The most notable thing about Milo Greene’s arrival on stage is that I don’t notice at which point they begin playing doubt that I could tell you if they had been playing for thirty seconds or thirty minutes. The sound is an ethereal blend of heavily reverbed noises from guitars, keys and vocals that seems to come from nowhere and instantly makes you aware (if you didn’t know already) that this band are from sunnier climbs, near the ocean where ideas have more to do with sunsets and seagulls than whether or not you’ll get that promotion. The music could be the backdrop to any idealistic surf documentary – it’s like the notes smell of salt and drift in on a breeze.
The sound is thick and layered with the vocals so meshed into it you’re not always sure if they are meant to be up front or somewhere in the back like they’re part of an instrumental. It’s an enchanting noise.
The intensity of it all ebbs and flows, with the harmonies rising and falling between gentler melodies and more full-on Arcade Fire “woahs” – sometimes leaning towards an almost tribal feel. It’s like they’re miming along to some hidden synthesiser that’s got a ‘Fleetwood Mac vs Fleet Foxes’ mode – I half expect them to declare that these are Ministry of Sound Chill Out session versions of a set of, usually, much more raucous and traditional indie hits. But no, this is what they have to offer and it is mesmerising and engaging and quite impressive in its descriptiveness. The amount of instrument swapping is notable too.
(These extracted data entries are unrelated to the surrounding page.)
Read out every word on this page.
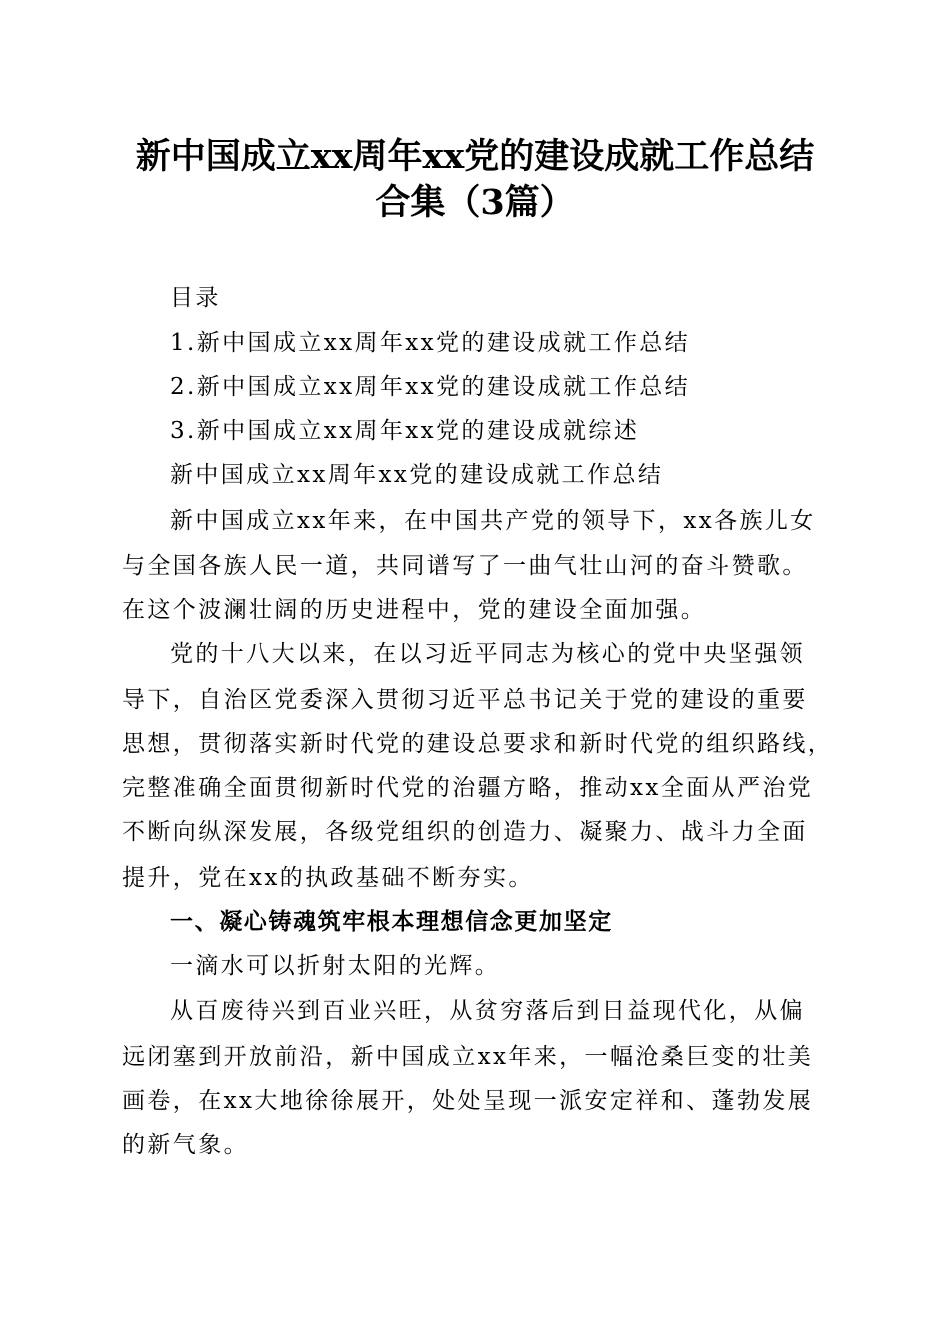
新中国成立xx周年xx党的建设成就工作总结
合集（3篇）
目录
1.新中国成立xx周年xx党的建设成就工作总结
2.新中国成立xx周年xx党的建设成就工作总结
3.新中国成立xx周年xx党的建设成就综述
新中国成立xx周年xx党的建设成就工作总结
新中国成立xx年来，在中国共产党的领导下，xx各族儿女
与全国各族人民一道，共同谱写了一曲气壮山河的奋斗赞歌。
在这个波澜壮阔的历史进程中，党的建设全面加强。
党的十八大以来，在以习近平同志为核心的党中央坚强领
导下，自治区党委深入贯彻习近平总书记关于党的建设的重要
思想，贯彻落实新时代党的建设总要求和新时代党的组织路线，
完整准确全面贯彻新时代党的治疆方略，推动xx全面从严治党
不断向纵深发展，各级党组织的创造力、凝聚力、战斗力全面
提升，党在xx的执政基础不断夯实。
一、凝心铸魂筑牢根本理想信念更加坚定
一滴水可以折射太阳的光辉。
从百废待兴到百业兴旺，从贫穷落后到日益现代化，从偏
远闭塞到开放前沿，新中国成立xx年来，一幅沧桑巨变的壮美
画卷，在xx大地徐徐展开，处处呈现一派安定祥和、蓬勃发展
的新气象。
It adds to the feeling that the songs have been grown organically as opposed to written in somebody’s basement.
However, they don’t have The Coopers knack of making the audience an integral part of the show – it’s not that kind of gig. It is much more of a thing to witness and take in, rather than a performance that kicks down the fourth wall. That said the crowd are obviously well into it. Each song is followed by enthusiastic applause and an eagerness for the next song to get going. The band are enjoying themselves too and, despite the sometimes intense air of the music, they are joking around on stage in a stereotypically relaxed, Californian fashion.
The music and the beer has the masses on good form and they cheer the encore with gusto. In return the band deliver a spirited, if not flawless, version of ‘1957’ to round things off.
It’s often the case, when there is such a degree of variation on a bill like this one that at least one of them just feels like a space-filler – so there’s some background noise happening to accompany the sales at the bar. Tonight however, every single act put in an impressive performance (maybe even surprisingly so) that gave their audience a very enjoyable night.